Ah. The front door slammed. Mam didn’t make such a noise, even when in a bad mood, so Mel identified the incomer as Gran. Minutes later, her mother came home. Latin could wait, Mel
decided. She would visit her brothers and Miss Pickavance, as nothing would happen here unless all potential referees and linesmen had left the field of play. She jumped up, ran downstairs and
called out her intention to visit number one.

When Mel entered the house across the street, Miss Pickavance asked a question by raising an eyebrow, and Mel shook her head sadly. There was no progress. Everything was changing: Philip, Rob
and Bertie sat at the table doing homework; that, in itself, was a rarity to be treasured. The quiet, gentle woman who was meting out their punishment had proved that she was a force to be reckoned
with. Her deep disappointment was far more effective than a stroke from a cane or a cuff round the ear.

Hilda led Mel into her kitchen. ‘It can’t go on,’ she mouthed.

Mel nodded. ‘It won’t,’ she answered in a whisper. ‘Otherwise I’ll knock their heads together.’

They drank tea while the boys giggled in the next room. Mel hoped that Mam hadn’t gone straight upstairs. She slept in the boys’ room now, leaving Gran the luxury of a mattress all
her own in the downstairs front room. ‘Fingers crossed,’ she said.

‘Yes,’ agreed Hilda. ‘May good sense prevail.’

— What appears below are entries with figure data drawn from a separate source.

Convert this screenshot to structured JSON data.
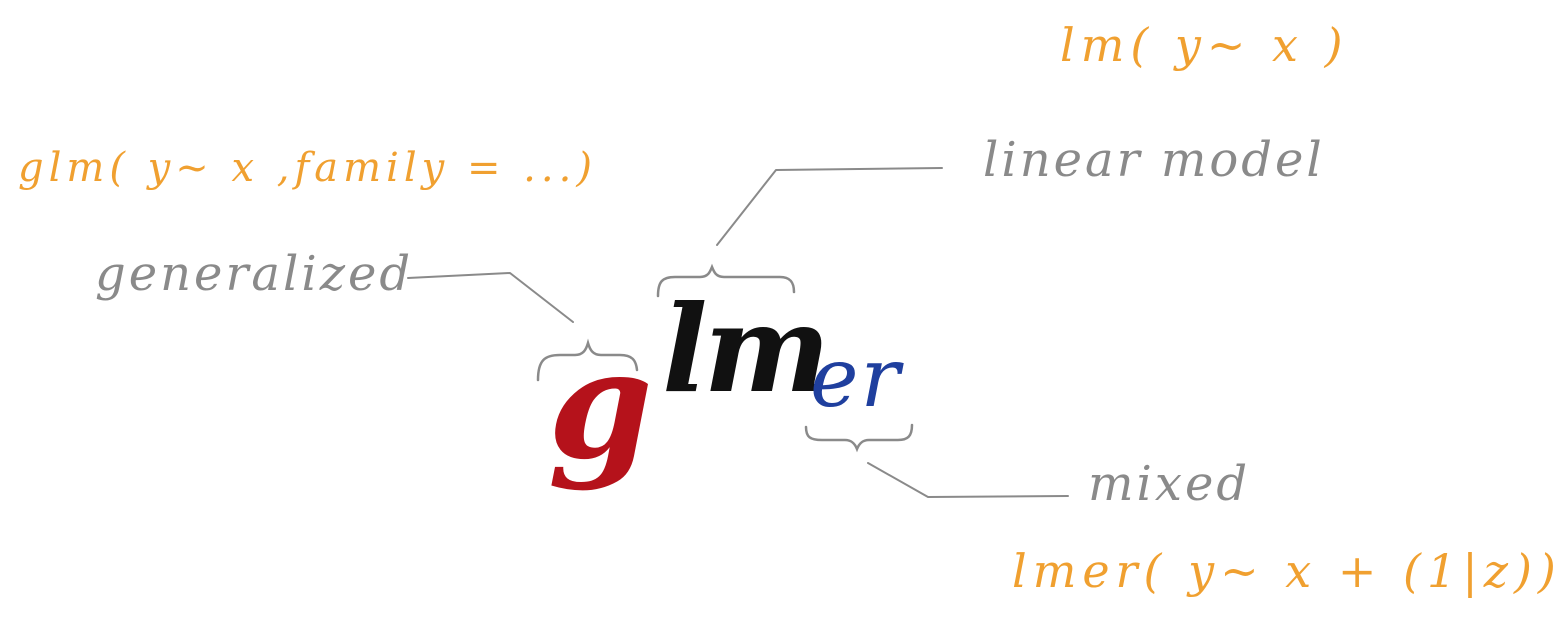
{
  "word": {
    "g": "g",
    "lm": "lm",
    "er": "er"
  },
  "labels": {
    "linear_model": "linear model",
    "generalized": "generalized",
    "mixed": "mixed"
  },
  "code": {
    "lm": "lm( y~ x )",
    "glm": "glm( y~ x ,family = ...)",
    "lmer": "lmer( y~ x + (1|z))"
  },
  "colors": {
    "g": "#b5121b",
    "lm": "#111111",
    "er": "#1f3f9e",
    "code": "#f0a030",
    "label": "#8a8a8a",
    "line": "#8a8a8a"
  }
}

‘Keep your voice down,’ Eileen ordered. ‘Kitty next door’s had enough trouble lately without having to listen to you roaring like a bull at a locked
gate.’

The older woman attempted to rein herself in. Her daughter was on the route to perdition, and Nellie was trying to set up a roadblock. ‘He’s married,’ she hissed. ‘You
know damned well he’s a married man, because Mel’s his Gloria’s best friend. How can you even think of such a thing? You’re supposed to confess sins of thought, you
know.’

‘Can you not play a different tune?’ Eileen folded her arms and tapped an angry toe against the floor. ‘You walk in there and try to take his eye out – did you know he
had to be checked for a broken cheekbone? As for putting out the Dockers’ Word . . . I despair. He should sue you.’

Nellie dropped into a chair. ‘You’ve seen him,’ she accused. ‘You’ve met him while you were supposed to be at work.’

‘Course I have. Somebody had to apologize for your behaviour. I saw him the day after you hit him, if you must know. His face was all the colours of the rainbow, and he’d been at the
hospital after you punched him.’

Nellie shrugged. ‘At least I told you what I’d done. And he daren’t bloody sue, because it would all come out. As for you, I am ashamed to death. Sleeping with a man
who’s a father, a husband and a doctor? What about when you get pregnant, eh? Don’t come running to me with a bastard on board. Then there’s Mel. Do you think nobody’ll
notice? You’ll stop her being top of the class, I can tell you that for no money.’ She paused for effect. ‘So you’ve made your mind up to ruin your little girl’s life.